La situazione di gravi condizioni di salute deve esser certificata da un ufficio pubblico sanitario o da un consulente del Giudice, a seguito del quale, con opportuna istanza, può essere concesso il beneficio della detenzione domiciliare.
Questo per quanto riguarda i condannati in via definitiva.
Per i detenuti in attesa di giudizio in via cautelare, il discorso è un po’ diverso ed anche un po’ più rigido perché un’attenuazione della misura deve essere giustificata da circostanze piuttosto gravi e non altrimenti differibili (ad es. pericolo di vita), tali da far attenuare il provvedimento cautelare.

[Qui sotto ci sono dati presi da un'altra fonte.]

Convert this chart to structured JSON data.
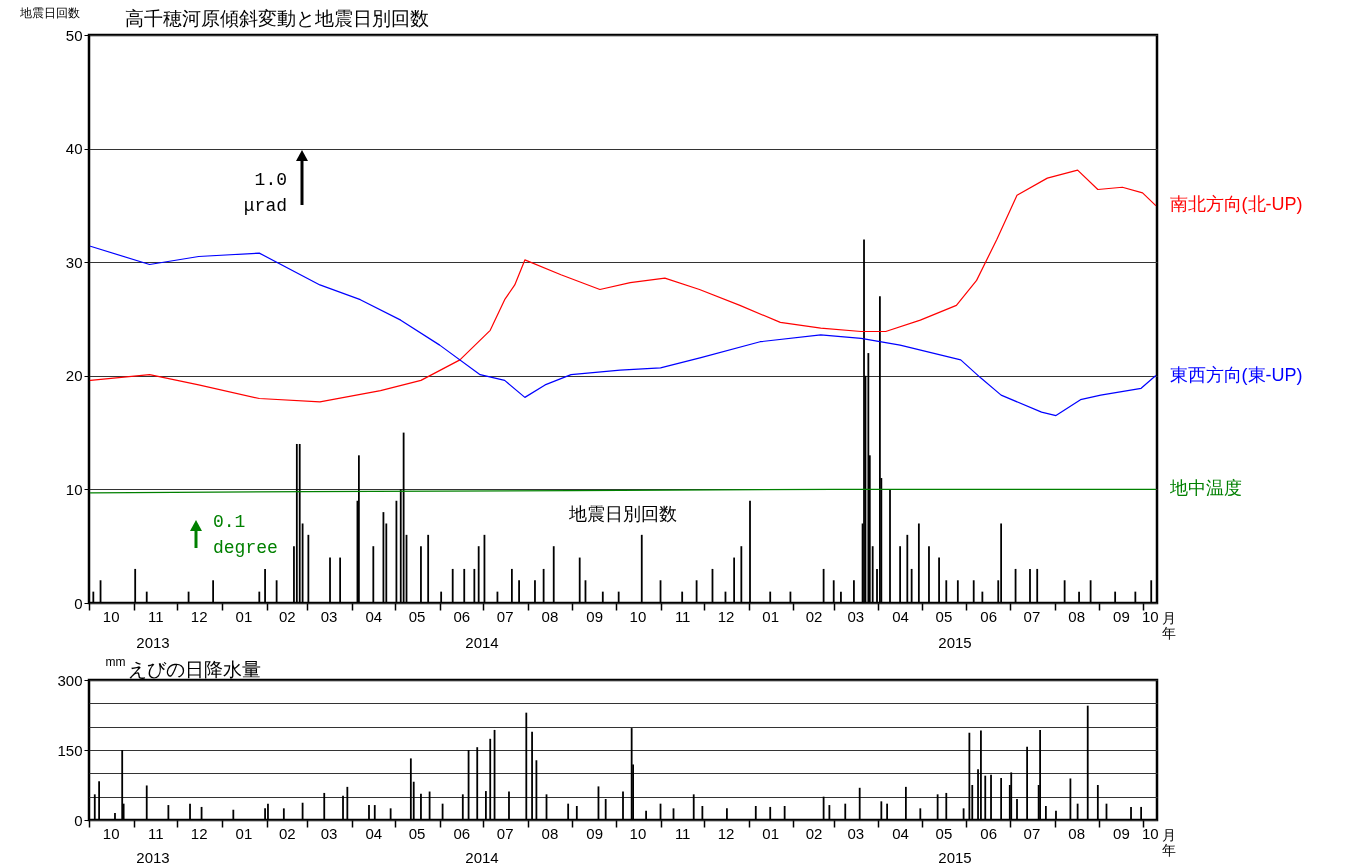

Se la pena da scontare, poi, non supera i tre anni, il detenuto può espiare la pena in regime di “affidamento in prova ai Servizi Sociali” (art.47): si tratta in pratica di una scarcerazione vera e propria ed il detenuto – sottoposto a determinati obblighi – risiede nella sua abitazione, può uscire di casa ed avere una discreta libertà di movimento.
Vi è poi l’ammissione al regime di semilibertà (art.48) dove il detenuto esce dal carcere per svolgere attività lavorativa e rientrarvi la sera, trascorrendo la notte in istituto: il requisito richiesto è che il condannato debba aver espiato almeno metà della pena.
Lei non mi precisa quale è la reale situazione, per cui dovrà adeguarsi a ciò che Le ho dapprima descritto.
Inoltre, con le recenti disposizioni per fronteggiare il sovraffollamento carcerario, le pene sino a 18 mesi – se non ricorre la gravità del reato commesso – possono essere comunque espiate in regime di detenzione domiciliare e, se come mi dice, stiamo parlando di una truffa, ribadisco che non dovrebbero esserci particolari problemi per essere ammessi ad una misura alternativa alla detenzione (anche se, per essere più preciso, dovrei leggere le carte processuali).
Auguri per il felice esito dell’intera vicenda.